Kakao Entertainment, an subsidiary of internet group Kakao, agreed to buy US-based short-form fiction platform developers Radish and Tapas Media for a combined $950m, allowing several corporate investors to exit. It will purchase Tapas for about $510m, while Radish will be acquired in a  $440m deal.

The deals followed the January 2021 merger of two Kakao subsidiaries: online content marketplace Kakao Page and record label and talent agency Kakao M. Founded in 2012, Tapas operates an online platform for ‘bite-sized’ webcomics and novels. Kakao Page increased its stake in the company to 40.4% through an investment of undisclosed size in November.

Learning platform developer Kahoot agreed to acquire US-headquartered digital learning software provider Clever for up to $500m in a deal that will enable Alphabet to exit. The transaction will be made up of an initial $435m combined with up to $65m in performance-based add-ons available, consisting of 82% cash and 18% Kahoot shares. Founded in 2012, Clever has built a secure portal used by almost 90,000 US schools that enables students to sign in to a range of learning apps using one digital ID. The deal is intended to boost Norway-headquartered Kahoot’s presence in the US, and Clever will integrate the company’s learning apps into its offering.

ESS, a US-based energy storage technology producer backed by SoftBank and chemical companies PTT Global, Evergy and BASF, agreed a reverse takeover with Spac Acon S2 Acquisition Corp.

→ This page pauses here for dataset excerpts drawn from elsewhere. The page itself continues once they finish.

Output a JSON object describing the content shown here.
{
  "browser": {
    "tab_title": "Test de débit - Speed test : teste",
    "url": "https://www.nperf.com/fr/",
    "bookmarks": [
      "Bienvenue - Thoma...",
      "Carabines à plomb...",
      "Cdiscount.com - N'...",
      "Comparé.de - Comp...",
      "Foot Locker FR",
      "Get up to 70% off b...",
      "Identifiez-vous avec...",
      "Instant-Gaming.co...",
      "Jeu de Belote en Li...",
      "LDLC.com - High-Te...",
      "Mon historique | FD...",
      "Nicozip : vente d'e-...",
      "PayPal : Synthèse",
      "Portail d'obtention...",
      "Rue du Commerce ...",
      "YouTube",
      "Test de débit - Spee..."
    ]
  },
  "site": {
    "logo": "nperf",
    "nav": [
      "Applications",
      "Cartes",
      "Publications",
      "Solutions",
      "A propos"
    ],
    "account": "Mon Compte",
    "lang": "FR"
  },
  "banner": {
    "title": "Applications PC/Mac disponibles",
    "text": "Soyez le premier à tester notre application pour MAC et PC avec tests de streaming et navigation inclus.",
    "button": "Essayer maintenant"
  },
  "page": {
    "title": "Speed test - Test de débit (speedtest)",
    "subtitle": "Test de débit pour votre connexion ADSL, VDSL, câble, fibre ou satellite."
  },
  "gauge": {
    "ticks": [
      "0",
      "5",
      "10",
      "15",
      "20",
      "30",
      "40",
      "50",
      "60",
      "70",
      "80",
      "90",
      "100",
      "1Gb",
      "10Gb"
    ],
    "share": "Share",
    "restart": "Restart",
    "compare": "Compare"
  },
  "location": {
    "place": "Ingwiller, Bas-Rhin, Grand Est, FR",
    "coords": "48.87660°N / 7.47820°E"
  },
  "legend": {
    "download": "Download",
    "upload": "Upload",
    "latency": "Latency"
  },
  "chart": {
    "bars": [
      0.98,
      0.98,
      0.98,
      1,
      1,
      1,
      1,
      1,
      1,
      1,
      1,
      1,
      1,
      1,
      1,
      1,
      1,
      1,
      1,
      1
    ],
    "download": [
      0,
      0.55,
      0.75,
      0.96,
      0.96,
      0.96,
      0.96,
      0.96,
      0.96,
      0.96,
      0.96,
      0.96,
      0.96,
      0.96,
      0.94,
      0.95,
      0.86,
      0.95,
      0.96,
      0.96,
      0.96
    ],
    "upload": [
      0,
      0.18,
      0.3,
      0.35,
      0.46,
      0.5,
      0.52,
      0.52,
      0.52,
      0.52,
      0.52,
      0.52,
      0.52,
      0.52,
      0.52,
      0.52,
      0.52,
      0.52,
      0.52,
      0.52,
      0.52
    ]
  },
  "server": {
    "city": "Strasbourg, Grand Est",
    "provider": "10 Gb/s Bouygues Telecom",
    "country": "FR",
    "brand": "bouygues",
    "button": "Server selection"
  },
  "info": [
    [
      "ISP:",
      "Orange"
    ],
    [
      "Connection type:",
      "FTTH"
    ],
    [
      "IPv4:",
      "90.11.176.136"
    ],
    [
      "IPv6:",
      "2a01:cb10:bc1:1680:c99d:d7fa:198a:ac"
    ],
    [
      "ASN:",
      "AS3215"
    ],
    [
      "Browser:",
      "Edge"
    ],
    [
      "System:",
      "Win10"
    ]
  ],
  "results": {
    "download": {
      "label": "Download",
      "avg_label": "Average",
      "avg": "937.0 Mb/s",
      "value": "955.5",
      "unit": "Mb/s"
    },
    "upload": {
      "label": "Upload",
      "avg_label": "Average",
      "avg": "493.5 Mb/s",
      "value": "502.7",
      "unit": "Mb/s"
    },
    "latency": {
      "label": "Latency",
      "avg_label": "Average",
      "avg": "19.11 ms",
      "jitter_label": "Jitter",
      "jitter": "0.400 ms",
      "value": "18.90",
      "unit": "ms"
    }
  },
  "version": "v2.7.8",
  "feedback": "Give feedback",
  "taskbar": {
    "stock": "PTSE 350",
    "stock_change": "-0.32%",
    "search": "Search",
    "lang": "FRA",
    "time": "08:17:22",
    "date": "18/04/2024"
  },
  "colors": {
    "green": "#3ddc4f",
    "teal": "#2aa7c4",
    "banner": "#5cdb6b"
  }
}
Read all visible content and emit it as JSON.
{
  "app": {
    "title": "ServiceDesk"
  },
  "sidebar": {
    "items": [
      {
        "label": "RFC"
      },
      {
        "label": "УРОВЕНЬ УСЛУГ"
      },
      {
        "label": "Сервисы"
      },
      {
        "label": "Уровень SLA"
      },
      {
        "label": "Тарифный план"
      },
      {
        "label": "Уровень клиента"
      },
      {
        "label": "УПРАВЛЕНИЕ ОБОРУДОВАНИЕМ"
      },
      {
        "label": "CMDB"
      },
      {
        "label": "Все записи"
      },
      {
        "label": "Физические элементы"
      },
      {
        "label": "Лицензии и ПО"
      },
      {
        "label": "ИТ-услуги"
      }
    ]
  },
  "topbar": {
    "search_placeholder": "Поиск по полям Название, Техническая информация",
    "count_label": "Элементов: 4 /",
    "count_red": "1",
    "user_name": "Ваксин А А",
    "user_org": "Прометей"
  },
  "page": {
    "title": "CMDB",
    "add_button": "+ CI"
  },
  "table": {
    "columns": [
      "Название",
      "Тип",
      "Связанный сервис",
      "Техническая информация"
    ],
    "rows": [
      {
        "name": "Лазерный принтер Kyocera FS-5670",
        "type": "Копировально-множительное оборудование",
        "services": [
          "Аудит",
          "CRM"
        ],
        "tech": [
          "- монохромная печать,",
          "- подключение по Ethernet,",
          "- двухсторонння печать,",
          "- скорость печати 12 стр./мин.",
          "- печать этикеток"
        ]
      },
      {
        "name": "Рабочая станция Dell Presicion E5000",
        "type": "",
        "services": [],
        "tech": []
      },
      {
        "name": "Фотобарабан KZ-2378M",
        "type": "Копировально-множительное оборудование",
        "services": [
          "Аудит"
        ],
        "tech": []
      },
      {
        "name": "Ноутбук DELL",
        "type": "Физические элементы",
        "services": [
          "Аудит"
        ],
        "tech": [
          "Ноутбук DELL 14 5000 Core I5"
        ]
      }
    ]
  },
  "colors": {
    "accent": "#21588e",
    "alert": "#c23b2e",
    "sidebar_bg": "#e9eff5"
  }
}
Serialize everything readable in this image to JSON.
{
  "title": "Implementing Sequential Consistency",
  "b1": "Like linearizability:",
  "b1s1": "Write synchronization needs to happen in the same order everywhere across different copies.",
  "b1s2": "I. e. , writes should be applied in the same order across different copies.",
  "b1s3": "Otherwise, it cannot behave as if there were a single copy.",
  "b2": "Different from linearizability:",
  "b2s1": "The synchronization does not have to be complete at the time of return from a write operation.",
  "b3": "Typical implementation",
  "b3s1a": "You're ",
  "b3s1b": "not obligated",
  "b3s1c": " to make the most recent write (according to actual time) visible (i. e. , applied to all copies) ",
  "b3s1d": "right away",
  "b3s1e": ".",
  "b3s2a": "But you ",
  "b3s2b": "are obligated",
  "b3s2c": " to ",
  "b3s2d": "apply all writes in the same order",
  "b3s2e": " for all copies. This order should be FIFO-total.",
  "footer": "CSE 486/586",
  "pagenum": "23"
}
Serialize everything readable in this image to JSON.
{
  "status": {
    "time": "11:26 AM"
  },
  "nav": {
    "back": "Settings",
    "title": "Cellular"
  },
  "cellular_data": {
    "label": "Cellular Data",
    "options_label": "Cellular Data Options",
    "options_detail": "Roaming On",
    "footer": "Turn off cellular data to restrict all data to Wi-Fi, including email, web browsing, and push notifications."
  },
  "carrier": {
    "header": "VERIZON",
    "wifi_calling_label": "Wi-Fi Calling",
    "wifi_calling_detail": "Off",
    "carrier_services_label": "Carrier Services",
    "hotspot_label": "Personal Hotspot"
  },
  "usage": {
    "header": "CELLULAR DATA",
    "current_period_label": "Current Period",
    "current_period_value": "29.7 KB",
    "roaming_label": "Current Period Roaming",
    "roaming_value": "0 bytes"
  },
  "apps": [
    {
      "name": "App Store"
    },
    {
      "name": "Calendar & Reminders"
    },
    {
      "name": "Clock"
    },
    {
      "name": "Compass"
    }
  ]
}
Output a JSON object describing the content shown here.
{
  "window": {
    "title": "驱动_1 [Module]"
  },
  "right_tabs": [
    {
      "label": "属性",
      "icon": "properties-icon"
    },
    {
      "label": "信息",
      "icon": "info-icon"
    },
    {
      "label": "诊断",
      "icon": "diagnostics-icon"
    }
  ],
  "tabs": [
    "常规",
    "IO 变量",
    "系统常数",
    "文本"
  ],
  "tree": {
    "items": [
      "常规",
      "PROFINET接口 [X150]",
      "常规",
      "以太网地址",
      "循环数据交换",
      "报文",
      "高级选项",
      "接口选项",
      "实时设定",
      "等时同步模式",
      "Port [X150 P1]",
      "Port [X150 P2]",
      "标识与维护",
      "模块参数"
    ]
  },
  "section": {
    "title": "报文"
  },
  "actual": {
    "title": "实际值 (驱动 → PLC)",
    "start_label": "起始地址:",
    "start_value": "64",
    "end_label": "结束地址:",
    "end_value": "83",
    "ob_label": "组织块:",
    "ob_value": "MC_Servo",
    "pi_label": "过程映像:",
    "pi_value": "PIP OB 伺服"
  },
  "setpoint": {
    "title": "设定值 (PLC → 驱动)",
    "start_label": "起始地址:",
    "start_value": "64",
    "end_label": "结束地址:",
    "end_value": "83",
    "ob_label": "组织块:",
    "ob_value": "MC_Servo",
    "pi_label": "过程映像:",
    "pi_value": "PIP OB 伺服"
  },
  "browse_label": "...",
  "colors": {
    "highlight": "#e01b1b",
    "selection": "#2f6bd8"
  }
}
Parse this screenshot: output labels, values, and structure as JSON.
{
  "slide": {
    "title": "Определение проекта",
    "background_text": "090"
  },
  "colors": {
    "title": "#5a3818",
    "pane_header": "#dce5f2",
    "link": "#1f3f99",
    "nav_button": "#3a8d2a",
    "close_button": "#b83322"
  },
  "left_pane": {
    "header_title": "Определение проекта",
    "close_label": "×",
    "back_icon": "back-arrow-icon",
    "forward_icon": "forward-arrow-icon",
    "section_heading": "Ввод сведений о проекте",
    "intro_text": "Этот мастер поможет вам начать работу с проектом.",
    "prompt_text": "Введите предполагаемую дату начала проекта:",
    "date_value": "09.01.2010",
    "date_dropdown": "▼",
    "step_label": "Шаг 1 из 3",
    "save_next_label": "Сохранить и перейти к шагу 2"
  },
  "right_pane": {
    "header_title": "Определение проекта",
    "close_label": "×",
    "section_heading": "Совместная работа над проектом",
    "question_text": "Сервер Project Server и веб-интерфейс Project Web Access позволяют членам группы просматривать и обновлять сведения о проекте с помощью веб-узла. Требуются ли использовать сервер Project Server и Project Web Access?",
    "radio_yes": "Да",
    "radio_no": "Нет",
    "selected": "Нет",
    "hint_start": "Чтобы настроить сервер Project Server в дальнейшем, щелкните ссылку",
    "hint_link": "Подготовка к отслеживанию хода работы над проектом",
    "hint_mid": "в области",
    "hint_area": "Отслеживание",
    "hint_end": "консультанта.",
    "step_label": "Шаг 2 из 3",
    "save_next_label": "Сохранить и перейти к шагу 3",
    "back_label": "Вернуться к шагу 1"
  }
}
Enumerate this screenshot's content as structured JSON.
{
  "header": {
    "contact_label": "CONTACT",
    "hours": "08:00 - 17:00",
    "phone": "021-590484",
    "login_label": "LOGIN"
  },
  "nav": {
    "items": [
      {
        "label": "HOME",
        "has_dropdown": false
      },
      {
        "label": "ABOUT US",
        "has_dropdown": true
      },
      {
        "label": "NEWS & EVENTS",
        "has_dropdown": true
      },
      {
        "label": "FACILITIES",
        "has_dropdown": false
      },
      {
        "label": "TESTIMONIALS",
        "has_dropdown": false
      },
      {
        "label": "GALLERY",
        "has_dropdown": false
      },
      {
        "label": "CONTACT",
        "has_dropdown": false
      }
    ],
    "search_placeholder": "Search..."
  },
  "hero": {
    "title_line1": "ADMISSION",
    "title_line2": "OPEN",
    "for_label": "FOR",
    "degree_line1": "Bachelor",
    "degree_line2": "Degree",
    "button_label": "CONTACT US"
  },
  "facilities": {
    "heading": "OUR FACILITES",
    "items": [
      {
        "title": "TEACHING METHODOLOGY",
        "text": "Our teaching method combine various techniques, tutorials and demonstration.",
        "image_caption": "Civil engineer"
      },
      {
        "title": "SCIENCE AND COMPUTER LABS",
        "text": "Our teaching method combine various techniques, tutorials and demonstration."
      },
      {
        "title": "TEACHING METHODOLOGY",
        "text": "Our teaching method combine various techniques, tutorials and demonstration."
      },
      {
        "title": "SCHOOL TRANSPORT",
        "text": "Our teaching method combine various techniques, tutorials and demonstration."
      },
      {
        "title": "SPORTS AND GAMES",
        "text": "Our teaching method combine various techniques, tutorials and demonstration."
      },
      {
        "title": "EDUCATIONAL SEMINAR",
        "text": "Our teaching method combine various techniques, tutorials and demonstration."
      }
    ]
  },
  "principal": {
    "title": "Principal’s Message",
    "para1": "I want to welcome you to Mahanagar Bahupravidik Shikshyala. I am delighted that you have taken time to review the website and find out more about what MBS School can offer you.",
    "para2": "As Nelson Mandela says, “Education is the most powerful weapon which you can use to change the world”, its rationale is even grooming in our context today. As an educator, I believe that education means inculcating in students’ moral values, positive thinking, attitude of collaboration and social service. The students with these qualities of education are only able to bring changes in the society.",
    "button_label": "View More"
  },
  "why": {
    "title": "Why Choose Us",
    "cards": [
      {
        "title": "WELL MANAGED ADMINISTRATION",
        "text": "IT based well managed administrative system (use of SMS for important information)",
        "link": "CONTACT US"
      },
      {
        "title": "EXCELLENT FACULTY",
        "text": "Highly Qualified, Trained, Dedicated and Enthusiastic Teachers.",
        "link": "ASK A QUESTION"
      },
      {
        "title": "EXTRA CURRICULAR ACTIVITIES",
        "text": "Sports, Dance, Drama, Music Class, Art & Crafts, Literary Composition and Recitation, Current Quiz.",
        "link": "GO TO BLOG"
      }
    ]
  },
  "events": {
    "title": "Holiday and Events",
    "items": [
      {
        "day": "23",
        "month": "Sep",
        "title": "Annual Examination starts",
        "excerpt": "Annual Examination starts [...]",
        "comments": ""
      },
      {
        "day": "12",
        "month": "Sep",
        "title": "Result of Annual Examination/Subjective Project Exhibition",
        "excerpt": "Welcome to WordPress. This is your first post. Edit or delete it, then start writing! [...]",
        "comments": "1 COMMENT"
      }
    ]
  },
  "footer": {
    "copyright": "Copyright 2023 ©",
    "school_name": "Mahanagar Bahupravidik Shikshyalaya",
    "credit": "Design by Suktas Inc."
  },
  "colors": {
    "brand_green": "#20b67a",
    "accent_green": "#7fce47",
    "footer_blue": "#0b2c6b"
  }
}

Acon S2 floated on in a $250m IPO on the Nasdaq Capital Market in September 2020, and the merged business will take its listing, the deal valuing ESS at $1.1bn. Fidelity led a $250m PIPE financing supporting the deal that included SB Energy, part of SoftBank, as well as chemicals producer BASF and Breakthrough Energy Ventures. ESS provides iron flow batteries for use in storing energy from commercial and utility-scale renewable energy systems.

Note: Monthly data can fluctuate as additional data are reported after each issue of GCV magazine goes to press.